On Oct 3, 2:20*pm, Richard > wrote:
> Michelin is neutered Norweigan Forest cat mix who I adopted as a
> rescue when he was about 8 months. He is otherwise healthy, eats dry
> food, stays indoors and seems quite content. He is about 7 years old
> now.
>
> Four years ago, the vet said that his breed often lose all their teeth
> since their jawbone suffers from a blood borne disease that has no
> cure but is not contagious. He showed me a couple of broken teeth and
> redness at the gums. He removed four teeth.
>
> A year later, another vet tested him for Bartonella and he was
> positive and suggested two rounds of antibotics to "cure" the disease.
>
> A year and half later, a new vet who is doing his residency in dental
> but has practiced for many years, gave me the same news as the first
> vet. *He wants to do a dental xray then multiple extractions based on
> the xray. *He may have to remove all his teeth at the first surgery or
> over the course of the cat's life. *To remove all teeth, it is $2700.
>
> The shock of the cost made me consider some options:
> 1) Is a dental xray necessary? As 2 vets say it is uncurable and not
> preventable, the xray will only be predictive.
> 2) Is it better to remove all the teeth at a cost of $2700 or just
> some as they go bad at $750-1250 a time (probably a minimum of each
> year dental work which always includes a full blood and urine panel,
> etc.)?
>
> A cat rescuer is helping me to see if in the Memphis TN area if there
> are less experienced but skilled vets who can do the surgery. *I don't
> believe a specialist is needed since extraction and regular dental
> surgery seems to be necessary.
>
> Have you experienced this situation with your cat?

Matthew[_3_]
October 3rd 08, 08:43 PM
you may want to check out any of the schools nearby such as the dental
school that taught the other vet. They might make the furball an example
case and do it for less


"Richard" > wrote in message
...
> Michelin is neutered Norweigan Forest cat mix who I adopted as a
> rescue when he was about 8 months. He is otherwise healthy, eats dry
> food, stays indoors and seems quite content. He is about 7 years old
> now.
>
> Four years ago, the vet said that his breed often lose all their teeth
> since their jawbone suffers from a blood borne disease that has no
> cure but is not contagious. He showed me a couple of broken teeth and
> redness at the gums.

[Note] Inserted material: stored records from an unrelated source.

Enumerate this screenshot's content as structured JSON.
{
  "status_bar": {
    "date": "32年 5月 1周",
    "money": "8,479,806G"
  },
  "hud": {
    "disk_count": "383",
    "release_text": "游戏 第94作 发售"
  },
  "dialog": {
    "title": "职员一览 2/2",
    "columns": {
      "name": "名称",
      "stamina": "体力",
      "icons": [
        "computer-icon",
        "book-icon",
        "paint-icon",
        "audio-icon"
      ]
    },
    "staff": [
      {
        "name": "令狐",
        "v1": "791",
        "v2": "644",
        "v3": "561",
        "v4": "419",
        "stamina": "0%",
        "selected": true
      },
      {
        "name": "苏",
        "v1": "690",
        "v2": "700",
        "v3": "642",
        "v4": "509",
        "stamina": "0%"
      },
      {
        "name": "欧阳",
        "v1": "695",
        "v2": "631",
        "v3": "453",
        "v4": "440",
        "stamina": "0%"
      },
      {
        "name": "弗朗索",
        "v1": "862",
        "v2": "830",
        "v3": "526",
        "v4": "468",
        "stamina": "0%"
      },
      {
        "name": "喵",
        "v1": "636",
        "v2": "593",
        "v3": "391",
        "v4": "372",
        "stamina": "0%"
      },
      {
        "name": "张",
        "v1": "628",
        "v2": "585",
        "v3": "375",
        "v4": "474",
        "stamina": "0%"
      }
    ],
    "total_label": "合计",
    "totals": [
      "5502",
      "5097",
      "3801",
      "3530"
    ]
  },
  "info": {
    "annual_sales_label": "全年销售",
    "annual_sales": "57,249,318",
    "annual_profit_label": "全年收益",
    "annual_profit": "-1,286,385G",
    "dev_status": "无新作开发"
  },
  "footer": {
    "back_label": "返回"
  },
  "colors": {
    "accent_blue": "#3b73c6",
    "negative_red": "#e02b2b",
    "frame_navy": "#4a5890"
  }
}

He removed four teeth.
>
> A year later, another vet tested him for Bartonella and he was
> positive and suggested two rounds of antibotics to "cure" the disease.
>
> A year and half later, a new vet who is doing his residency in dental
> but has practiced for many years, gave me the same news as the first
> vet. He wants to do a dental xray then multiple extractions based on
> the xray. He may have to remove all his teeth at the first surgery or
> over the course of the cat's life. To remove all teeth, it is $2700.
>
> The shock of the cost made me consider some options:
> 1) Is a dental xray necessary? As 2 vets say it is uncurable and not
> preventable, the xray will only be predictive.
> 2) Is it better to remove all the teeth at a cost of $2700 or just
> some as they go bad at $750-1250 a time (probably a minimum of each
> year dental work which always includes a full blood and urine panel,
> etc.)?
>
> A cat rescuer is helping me to see if in the Memphis TN area if there
> are less experienced but skilled vets who can do the surgery. I don't
> believe a specialist is needed since extraction and regular dental
> surgery seems to be necessary.
>
> Have you experienced this situation with your cat?